Questions do remain, however. Whether these guys can keep up their early season statistics has yet to be seen. The defense continues to be somewhat unstable, although the rate of errors in recent games has slowed significantly. For me, the biggest question that will directly affect the Cardinals’ playoff chances has to do with Kyle McClellan. He has thus far pitched better than almost anyone could have expected. He’s 5-1 and has a terrific 3.11 ERA, but he hasn’t pitched more than 100 innings since 2004, before he had to have reconstructive surgery on his elbow. The workload will be an issue. You might recall last year that Jaime Garcia was essentially shut down at the end of the season; expect a similar discussion to come up as the season carries into August and September.

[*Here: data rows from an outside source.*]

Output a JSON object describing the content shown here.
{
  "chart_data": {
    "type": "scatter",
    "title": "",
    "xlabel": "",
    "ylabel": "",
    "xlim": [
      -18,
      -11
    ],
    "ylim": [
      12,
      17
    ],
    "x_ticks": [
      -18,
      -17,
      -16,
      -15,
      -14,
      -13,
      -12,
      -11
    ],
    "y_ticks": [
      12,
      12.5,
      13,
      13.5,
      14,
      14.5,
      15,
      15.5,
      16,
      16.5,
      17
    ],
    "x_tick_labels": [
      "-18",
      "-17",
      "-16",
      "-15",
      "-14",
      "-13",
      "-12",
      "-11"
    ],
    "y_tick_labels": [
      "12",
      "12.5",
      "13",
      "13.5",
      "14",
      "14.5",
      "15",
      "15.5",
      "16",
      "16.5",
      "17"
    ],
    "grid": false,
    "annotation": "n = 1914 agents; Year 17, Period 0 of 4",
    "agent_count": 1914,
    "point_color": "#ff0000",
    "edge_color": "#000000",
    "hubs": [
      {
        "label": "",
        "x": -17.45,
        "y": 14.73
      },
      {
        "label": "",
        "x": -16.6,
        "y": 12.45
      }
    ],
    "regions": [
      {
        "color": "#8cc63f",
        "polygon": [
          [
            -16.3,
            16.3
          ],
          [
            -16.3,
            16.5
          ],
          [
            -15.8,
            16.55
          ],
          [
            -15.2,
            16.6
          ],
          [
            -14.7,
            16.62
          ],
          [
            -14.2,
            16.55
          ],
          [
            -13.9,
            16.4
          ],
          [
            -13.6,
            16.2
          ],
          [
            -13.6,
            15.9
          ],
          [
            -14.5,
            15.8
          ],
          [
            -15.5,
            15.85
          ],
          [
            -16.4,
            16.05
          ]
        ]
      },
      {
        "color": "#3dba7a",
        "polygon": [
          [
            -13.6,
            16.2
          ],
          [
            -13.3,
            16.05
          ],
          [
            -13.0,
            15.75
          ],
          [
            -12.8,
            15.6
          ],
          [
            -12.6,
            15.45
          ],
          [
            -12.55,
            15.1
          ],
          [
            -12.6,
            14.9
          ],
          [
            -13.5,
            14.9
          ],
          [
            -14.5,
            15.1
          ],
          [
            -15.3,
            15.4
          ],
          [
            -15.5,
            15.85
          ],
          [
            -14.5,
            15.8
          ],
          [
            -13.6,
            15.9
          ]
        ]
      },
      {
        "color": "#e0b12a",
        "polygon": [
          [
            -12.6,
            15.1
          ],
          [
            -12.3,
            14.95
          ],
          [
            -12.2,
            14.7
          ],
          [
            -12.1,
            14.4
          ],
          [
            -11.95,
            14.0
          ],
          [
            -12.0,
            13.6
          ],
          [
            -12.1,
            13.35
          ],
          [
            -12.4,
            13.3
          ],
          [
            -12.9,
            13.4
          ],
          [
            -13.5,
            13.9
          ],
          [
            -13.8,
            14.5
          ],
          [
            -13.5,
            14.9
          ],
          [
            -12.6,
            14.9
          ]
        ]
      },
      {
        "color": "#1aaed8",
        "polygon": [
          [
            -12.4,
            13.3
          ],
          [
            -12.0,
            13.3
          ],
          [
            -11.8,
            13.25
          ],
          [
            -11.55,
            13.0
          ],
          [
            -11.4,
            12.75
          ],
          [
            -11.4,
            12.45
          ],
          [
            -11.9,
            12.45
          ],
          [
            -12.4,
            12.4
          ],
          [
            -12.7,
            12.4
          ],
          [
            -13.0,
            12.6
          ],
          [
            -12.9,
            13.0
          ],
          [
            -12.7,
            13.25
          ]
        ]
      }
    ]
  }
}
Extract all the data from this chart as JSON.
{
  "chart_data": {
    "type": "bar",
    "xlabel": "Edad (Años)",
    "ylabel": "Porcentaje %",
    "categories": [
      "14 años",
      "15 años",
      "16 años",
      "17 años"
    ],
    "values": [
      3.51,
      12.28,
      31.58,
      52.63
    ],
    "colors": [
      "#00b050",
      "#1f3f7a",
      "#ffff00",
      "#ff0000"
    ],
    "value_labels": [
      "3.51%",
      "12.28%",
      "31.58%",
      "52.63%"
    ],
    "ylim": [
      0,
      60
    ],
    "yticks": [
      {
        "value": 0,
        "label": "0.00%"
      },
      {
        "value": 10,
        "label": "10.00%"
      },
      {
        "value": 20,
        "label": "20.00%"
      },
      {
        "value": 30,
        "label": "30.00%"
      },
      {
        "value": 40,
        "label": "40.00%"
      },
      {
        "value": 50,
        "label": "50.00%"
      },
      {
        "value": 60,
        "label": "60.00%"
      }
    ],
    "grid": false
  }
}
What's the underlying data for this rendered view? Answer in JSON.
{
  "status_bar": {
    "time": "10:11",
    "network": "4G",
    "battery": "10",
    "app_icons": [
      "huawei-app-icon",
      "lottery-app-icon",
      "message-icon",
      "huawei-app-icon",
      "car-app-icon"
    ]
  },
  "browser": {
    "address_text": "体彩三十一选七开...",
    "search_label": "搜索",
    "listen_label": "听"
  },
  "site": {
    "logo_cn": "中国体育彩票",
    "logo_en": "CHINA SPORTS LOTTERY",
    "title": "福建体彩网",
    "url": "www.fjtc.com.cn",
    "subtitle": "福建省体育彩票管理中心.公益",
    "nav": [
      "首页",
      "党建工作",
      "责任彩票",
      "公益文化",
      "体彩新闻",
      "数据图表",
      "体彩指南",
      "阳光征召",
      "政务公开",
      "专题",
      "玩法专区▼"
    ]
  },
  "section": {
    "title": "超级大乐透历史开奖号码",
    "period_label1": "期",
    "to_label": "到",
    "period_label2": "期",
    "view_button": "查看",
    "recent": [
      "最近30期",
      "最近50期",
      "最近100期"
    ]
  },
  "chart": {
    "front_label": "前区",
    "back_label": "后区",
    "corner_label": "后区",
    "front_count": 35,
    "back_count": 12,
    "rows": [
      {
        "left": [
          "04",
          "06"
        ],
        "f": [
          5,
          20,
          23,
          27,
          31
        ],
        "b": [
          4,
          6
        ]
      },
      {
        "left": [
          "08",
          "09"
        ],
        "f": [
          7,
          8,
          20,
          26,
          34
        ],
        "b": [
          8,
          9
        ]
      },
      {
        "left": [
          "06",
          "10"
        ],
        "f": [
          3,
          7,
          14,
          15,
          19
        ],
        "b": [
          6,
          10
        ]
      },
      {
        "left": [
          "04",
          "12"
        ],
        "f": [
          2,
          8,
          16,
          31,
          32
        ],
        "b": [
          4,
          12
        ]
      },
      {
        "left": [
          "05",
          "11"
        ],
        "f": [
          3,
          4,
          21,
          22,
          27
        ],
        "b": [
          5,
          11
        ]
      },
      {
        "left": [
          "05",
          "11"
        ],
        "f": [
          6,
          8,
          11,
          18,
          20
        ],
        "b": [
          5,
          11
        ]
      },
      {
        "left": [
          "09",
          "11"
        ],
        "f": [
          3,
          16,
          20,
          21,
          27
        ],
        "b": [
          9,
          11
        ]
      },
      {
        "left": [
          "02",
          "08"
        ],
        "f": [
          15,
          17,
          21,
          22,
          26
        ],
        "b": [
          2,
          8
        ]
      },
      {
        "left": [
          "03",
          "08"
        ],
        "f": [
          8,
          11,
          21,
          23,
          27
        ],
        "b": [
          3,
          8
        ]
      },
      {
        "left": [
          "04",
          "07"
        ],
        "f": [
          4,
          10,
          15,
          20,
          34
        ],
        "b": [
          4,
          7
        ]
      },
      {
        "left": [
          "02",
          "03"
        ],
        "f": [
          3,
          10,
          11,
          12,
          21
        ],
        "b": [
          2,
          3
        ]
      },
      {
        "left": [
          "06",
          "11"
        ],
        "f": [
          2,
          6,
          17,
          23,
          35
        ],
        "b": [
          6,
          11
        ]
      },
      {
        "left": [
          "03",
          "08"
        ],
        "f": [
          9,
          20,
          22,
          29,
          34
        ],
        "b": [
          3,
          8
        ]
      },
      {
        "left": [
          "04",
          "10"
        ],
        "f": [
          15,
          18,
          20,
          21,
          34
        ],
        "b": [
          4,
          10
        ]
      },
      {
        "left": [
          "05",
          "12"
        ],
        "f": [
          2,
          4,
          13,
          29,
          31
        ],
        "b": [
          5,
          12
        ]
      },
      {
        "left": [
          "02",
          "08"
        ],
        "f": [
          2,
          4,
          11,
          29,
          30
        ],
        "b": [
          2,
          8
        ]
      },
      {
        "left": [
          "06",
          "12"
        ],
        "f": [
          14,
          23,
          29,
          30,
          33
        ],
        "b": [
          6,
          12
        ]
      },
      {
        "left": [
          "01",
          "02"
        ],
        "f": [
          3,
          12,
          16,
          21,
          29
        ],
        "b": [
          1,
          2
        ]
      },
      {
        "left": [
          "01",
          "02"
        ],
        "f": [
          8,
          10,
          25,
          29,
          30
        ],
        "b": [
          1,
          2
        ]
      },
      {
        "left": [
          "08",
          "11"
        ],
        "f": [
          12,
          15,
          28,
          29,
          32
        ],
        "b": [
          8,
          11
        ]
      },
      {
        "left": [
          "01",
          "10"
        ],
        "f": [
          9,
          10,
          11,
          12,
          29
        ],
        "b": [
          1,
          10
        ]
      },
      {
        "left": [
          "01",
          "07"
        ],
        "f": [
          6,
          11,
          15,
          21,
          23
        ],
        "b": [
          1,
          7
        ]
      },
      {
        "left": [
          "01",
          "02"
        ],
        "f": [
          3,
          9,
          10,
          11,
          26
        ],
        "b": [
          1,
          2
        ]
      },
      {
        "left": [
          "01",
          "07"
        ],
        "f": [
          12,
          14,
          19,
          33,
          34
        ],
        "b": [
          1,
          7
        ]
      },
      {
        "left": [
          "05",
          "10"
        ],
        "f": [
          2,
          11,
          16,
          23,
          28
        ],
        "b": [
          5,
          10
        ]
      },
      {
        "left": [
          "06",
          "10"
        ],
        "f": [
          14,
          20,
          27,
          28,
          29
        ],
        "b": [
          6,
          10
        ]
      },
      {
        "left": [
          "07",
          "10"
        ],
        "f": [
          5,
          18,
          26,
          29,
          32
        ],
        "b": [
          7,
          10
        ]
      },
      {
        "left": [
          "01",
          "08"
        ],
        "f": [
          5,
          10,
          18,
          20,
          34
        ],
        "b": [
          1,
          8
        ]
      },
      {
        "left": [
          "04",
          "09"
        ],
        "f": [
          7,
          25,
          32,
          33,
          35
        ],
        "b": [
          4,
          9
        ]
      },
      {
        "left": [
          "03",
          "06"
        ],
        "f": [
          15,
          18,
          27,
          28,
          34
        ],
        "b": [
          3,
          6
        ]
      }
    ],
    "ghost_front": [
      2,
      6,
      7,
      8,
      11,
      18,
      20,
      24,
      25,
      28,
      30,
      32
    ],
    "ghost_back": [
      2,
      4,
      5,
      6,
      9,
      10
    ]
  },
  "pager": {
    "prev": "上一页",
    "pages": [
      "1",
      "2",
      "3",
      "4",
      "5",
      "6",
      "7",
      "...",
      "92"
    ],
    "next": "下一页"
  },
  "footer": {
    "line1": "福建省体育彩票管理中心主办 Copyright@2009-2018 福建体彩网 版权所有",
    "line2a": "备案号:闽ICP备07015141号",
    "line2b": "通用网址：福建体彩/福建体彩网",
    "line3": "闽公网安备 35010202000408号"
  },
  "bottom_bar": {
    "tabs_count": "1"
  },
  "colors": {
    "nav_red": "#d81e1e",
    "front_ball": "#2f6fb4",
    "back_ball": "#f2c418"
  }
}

If his workload is eased, the question of who will take his place will have a significant impact on whether the Cardinals can maintain their momentum into October.
Finally, unrelated note, have a happy Memorial Day. Seems like a lot of times, we don’t really pay attention to what these holidays are or what they’re for. I’ve had many family members and friends serve in the Armed Forces, and I’m ecstatic that most of them escaped serious injury while serving. Many others, however, have not been so fortunate, and I cannot express my gratitude for the sacrifices they made.
Those whom Memorial Day honors will never get the chance to read my words, but I’ll say it nonetheless. This nation owes you a debt that can never truly be repaid, and I thank you out of the bottom of my heart.